World Map Comparison

• I wanted to provide a side by side comparison of HDI and Polity Scores on the world map. The goal is that the user can use the filter slider to see how these two indicators change across the world with time.
• Background Color: White chosen to match the colors of the oceans on the maps so that the visualization blends smoothly with the background.
• Explanatory headings added on the basis of UX research findings.

Instability Events

• The intensity of the instability events is reflected by both the color and size of the circles.
• Background Color: White chosen to match the colors of the oceans on the map so that the visualization blends smoothly with the background.
• Explanatory and instructional headings added on the basis of UX research findings

Pick a Country

• The name of the dashboard clearly reflects what the user needs to do. This dashboard consolidates all of the information about a single country in one place.
• Background Color: Black chosen to provide a sharper contrast to the red, orange and purple colors of the instability events.
• ‘HDI score in the last 30 years’ and ‘Instability events in the last 30 years’ deliberately placed on top of each other and in close proximity for comparison.

Stability Measures

• Background Color: A slightly darker color of gray to provide a light contrast to all of the colors of the different countries.
• The axes were flipped on the basis of UX research findings – the average HDI was placed consistently on the vertical axis. Secondly, instead of comparing standard deviation in Polity Score with standard deviation in HDI, this was changed to a comparison with average HDI which is easier to understand for the user.

Results

Click here to access the complete visualization dashboards

The results from the project help us build further from our findings in the previous study. While it is true that at a global level democratic countries tend to perform better on the HDI, however, stability in the form of government and incidence of “instability events” might be much better predictors of a country’s HDI. The matrix given below highlights four different case: Autocratic-Stable, Democratic-Stable, Autocratic-Unstable and Democratic-Unstable. The matrix shows how in these four examples the stable countries have performed better on the HDI. The ‘Pick a country’ dashboard enables users to dig further and see how this relationship plays out for other countries.
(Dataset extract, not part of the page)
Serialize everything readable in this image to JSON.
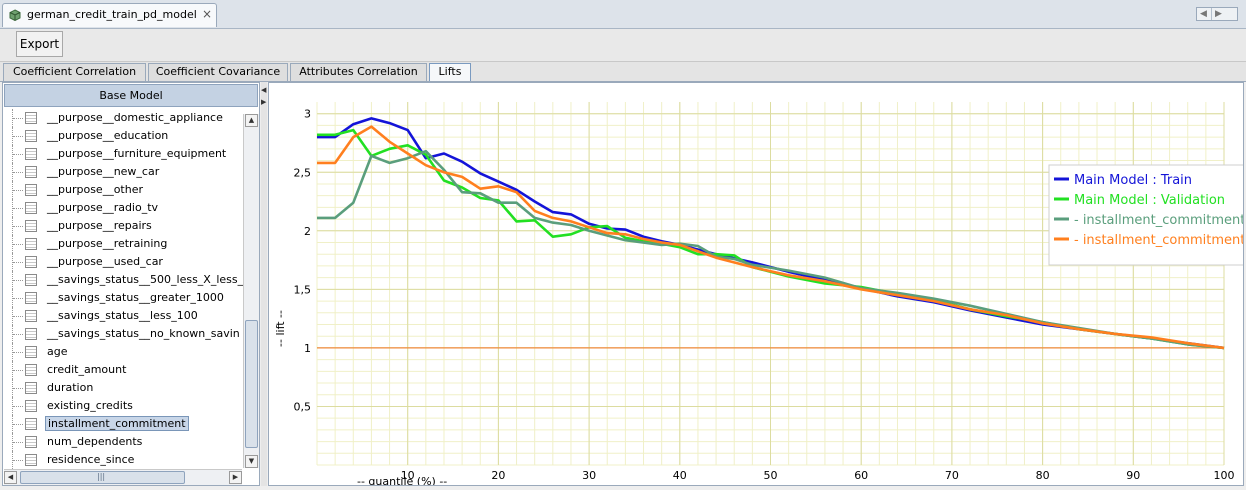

Similarly, our analysis on the different measures of stability also shows that the countries with the lowest deviation in Polity Score and lowest frequency in Instability Events have the highest average HDI. However, there are some notable exceptions to the first case and there are more countries in the high polity score deviation and high average HDI area than expected.

This is consistent with our observation that there are examples such as Pakistan, Bangladesh and Thailand which have shown a significant fluctuation in their Polity Score yet they have continued to shown a steady increase in the HDI. This points to more factors in the variance in HDI that have not been captured by this study.

Future Direction

There are two key areas for possible future work in this study. The first focuses on building on this analysis and adding more complexity. One particular approach could be to look for and incorporate other indicators of standard of living which can be used in comparison with the HDI. Similarly, the complexity of the analysis could be increased by incorporating other measures of democracy such as voter turnout, public sentiment, fairness of elections etc. Another way to isolate the concerned effects would be to incorporate other factors such the Gross Domestic Product, population, trade, natural resources etc.; normalizing on such factors could prove helpful in determining the sole impact the state of the government has had on the country.

The second area of improvement is incorporating the feedback received from the users during the research and presentations and improving the visualizations. The complexity of the markers and filters used on the maps can be reduced to make it possible to build animations on Tableau. This would make it easier for users to see the sequence of instability events and their corresponding aftereffects. Moreover, other measures such as ‘time since last instability event’ and ‘change in HDI’ can also be incorporated to further the analysis.